WAGNER: Wenn wir einen wie Luther feiern, dann wird es zum „Event“, eine Figur zum Miterleben. Früher wurden wir von Ideologien oder Religionen geleitet, mehr schlecht als recht. Aber immer ging es um etwas Ernstes. Heute dominiert die Ideologie des Unterhaltsamen. Diese Spaßkultur ist politisch korrekt, also keinesfalls anstößig, und die Mehrheit ist ihr Souverän. Das ist die FSK-Republik. Auf das Wort Freiwillige Selbstkontrolle konnten auch nur die Deutschen kommen. Und die Kirchen spielen mit und werden zu Serviceagenturen – anstatt sich um den Glauben zu kümmern, auf Teufel komm raus! Sie sind Sozialsorger statt Seelsorger. Auch hier geht die Seele flöten.

Jetzt klingen Sie ein bisschen wie der Papst.

WAGNER: Ich denke, dass Kirchen, wenn überhaupt, viel weniger mit dem Staat und der Gesellschaft zu tun haben müssten als mit dem Glauben. Sie sind die Verwalter des Metaphysischen. Sonst verlieren sie ihre Glaubwürdigkeit.

Sie diagnostizieren eine spirituelle Leere.

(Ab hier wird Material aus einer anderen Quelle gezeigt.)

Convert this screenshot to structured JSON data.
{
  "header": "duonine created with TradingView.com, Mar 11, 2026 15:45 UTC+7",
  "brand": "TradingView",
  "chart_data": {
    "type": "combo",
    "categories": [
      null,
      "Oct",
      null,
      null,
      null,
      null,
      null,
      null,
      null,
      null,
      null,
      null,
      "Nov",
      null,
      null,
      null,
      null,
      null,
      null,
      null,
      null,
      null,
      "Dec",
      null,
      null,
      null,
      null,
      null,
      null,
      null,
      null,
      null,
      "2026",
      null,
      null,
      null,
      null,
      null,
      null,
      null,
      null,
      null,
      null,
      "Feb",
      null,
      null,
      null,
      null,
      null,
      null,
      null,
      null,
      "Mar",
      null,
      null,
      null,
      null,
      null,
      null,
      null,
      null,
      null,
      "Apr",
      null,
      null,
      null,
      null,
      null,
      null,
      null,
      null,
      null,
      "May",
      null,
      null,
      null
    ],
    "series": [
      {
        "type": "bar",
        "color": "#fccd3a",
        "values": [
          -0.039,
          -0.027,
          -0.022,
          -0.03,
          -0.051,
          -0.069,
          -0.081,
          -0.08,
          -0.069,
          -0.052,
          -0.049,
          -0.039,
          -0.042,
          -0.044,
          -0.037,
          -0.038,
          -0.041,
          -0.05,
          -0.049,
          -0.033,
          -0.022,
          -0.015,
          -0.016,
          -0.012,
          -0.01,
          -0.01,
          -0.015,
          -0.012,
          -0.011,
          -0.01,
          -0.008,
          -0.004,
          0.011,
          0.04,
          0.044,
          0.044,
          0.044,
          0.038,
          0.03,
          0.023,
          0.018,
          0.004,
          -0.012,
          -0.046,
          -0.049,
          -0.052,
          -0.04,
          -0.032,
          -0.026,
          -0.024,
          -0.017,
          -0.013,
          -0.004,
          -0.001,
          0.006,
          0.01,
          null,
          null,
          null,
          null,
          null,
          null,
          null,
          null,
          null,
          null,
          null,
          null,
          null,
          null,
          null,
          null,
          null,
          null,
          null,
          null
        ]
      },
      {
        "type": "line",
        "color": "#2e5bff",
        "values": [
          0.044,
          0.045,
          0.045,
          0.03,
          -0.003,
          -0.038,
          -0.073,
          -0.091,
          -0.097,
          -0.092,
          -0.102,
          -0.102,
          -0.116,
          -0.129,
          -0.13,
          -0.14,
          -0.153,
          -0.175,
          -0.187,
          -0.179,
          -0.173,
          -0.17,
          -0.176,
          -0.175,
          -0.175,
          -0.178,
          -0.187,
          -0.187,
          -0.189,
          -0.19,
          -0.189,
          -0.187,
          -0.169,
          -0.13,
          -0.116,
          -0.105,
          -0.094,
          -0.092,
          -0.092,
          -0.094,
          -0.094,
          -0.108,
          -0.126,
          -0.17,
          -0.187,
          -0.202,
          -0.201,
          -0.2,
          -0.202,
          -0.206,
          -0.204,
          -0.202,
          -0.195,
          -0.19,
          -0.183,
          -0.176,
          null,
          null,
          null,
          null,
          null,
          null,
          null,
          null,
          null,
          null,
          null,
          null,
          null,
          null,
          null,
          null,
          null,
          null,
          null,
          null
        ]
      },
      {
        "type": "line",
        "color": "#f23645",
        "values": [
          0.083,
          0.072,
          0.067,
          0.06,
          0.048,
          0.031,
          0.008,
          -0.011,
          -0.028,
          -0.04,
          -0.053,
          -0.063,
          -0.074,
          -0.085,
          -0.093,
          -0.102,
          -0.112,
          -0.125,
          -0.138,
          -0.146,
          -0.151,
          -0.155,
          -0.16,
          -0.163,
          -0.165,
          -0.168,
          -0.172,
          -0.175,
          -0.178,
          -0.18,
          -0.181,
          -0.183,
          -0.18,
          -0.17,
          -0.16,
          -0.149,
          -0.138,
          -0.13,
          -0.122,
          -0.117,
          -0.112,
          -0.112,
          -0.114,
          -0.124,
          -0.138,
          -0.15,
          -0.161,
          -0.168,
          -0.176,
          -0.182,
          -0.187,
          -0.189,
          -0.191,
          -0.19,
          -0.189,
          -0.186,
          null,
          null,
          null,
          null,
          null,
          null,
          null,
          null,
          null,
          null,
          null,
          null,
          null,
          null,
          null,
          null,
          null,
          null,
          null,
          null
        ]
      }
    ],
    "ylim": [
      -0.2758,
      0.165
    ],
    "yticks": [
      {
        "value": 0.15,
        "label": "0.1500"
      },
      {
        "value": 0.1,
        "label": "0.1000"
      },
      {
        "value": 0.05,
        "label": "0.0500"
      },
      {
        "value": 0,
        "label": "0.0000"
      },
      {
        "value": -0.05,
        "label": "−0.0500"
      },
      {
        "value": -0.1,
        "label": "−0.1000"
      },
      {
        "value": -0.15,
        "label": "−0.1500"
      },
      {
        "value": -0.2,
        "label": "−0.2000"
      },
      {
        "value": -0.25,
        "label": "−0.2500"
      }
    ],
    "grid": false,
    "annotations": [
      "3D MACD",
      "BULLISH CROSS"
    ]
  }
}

DORN: Absolut. Ich beobachte eine wachsende Ratlosigkeit, sich in der globalisierten Welt zu behausen und so etwas wie Heimat zu finden. Das führt in eine neue Biedermeierlichkeit mit ihren Retro-Nostalgien, obwohl äußerlich alles hipper aussieht als in den 50er Jahren. Ein Musterbiotop des neuen Biedermeier ist in Berlin der Prenzlauer Berg, wo gut situierte Nichtraucherfamilien Kinder kriegen, für die sie am liebsten schon in der Kita Riesterrenten abschließen würden.

Sie haben mehrfach den „Abgrund“ erwähnt. Darin schlummert unsere Seele?

DORN: Thomas Mann schrieb im Ersten Weltkrieg in seinen „Betrachtungen eines Unpolitischen“: „Das Deutsche ist ein Abgrund, halten wir fest daran.“ Beim „Abgrund“ spannt sich ein Bogen von Büchner oder Nietzsche zu Wagner, Heidegger und heute. Aus Angst vor dem Abgrund wollen wir immer zu groß oder zu klein sein. Entweder superkosmopolitisch alles Fremde besinnungslos umarmend. Oder in uns selbst zurückfallend als verhärtete Einzelne, Verinnerlichte, Tümelnde. Zwischen der Alternative Weltbürger oder Kleinbürger müsste doch ein tieferes Terrain liegen. Nicht nur Abgrund, sondern auch Grund! Dazu soll unsere Suche nach der „deutschen Seele“ beitragen.

Thea Dorn (geb. 1970 im hessischen Offenbach) und Richard Wagner (geb. 1952 im rumänischen Banat) erkunden in ihrem Band die deutsche Seele. In 60 Kapiteln schreiben die beiden Autoren – sie evangelisch sozialisiert, er katholisch – eine Kulturgeschichte des Deutschen, geleitet von der Sehnsucht, das eigene Land kennenzulernen.